International students choose between going home, staying at UT over break

Neelam Bohra

Ryuichi Yanagi, an international student from Shanghai, will not return to his home country over winter break. Instead, he will remain in h is private dormitory building, Dobie Twenty21 Student Spaces.

“It’s weird because I won’t really know anyone and most of my friends are going home, so I’ll be alone,” electrical engineering freshman Yanagi said. “I’ll have to be idle. I don’t enjoy that, but it’s too short of a time to actually get a job, and I wouldn’t know what places would hire.” 

Yanagi is in the 10 percent of international students who attend UT, according to the University’s website. Over winter break, international students choose between returning to their home countries or staying in the United States.

Students living on campus must move out of their residence hall by 9 a.m. on Dec. 20 and into San Jacinto Residence Hall if they plan to stay in UT winter housing. San Jacinto is the only open dorm on campus during break. Students can sign up to stay one week later than the move out date, return one week earlier than the move-in date, or stay over the whole break. 
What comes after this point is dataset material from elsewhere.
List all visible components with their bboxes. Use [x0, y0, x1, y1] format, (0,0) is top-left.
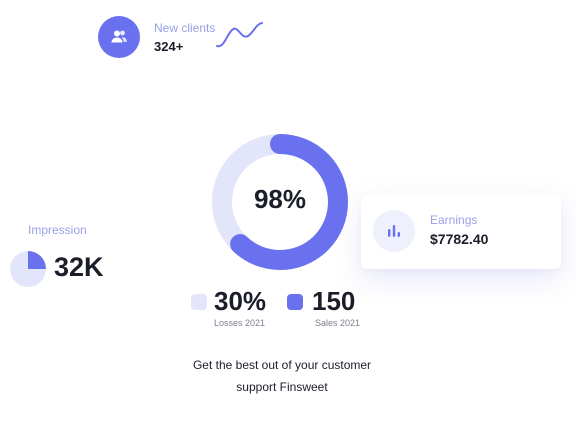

“We have to have professional staff stay in a building, and we did that by consolidating everyone in San Jac,” said Ryan Colvin, assistant director of occupancy management for UT Housing. “We are trying to keep their safety and security, and that structure allows us to do that. Most students find it easy, as they just take necessities from their dorms and move into a different room for the break.”

Thirty one students signed up for winter housing in San Jacinto, Colvin said. Twelve are international students, which Colvin said was a high proportion.

Tatiana Woldman, assistant director for International Student & Scholar Services, said students do not usually approach her for help with winter housing needs.

“Many of our students do travel home over the break,” Woldman said. “Those remaining are usually very resourceful in finding housing.”

Computer science freshman Anirudh Goyal said he will return to his home in India over break.

“Since it’s freshman year, I wanted to go home,” Goyal said. “Next year, I might stay, since flight tickets are so expensive. It’s definitely hard, but I want to be able to see my parents at least once a year and if I get an internship over next summer, I would stay then. It’s important to visit them.”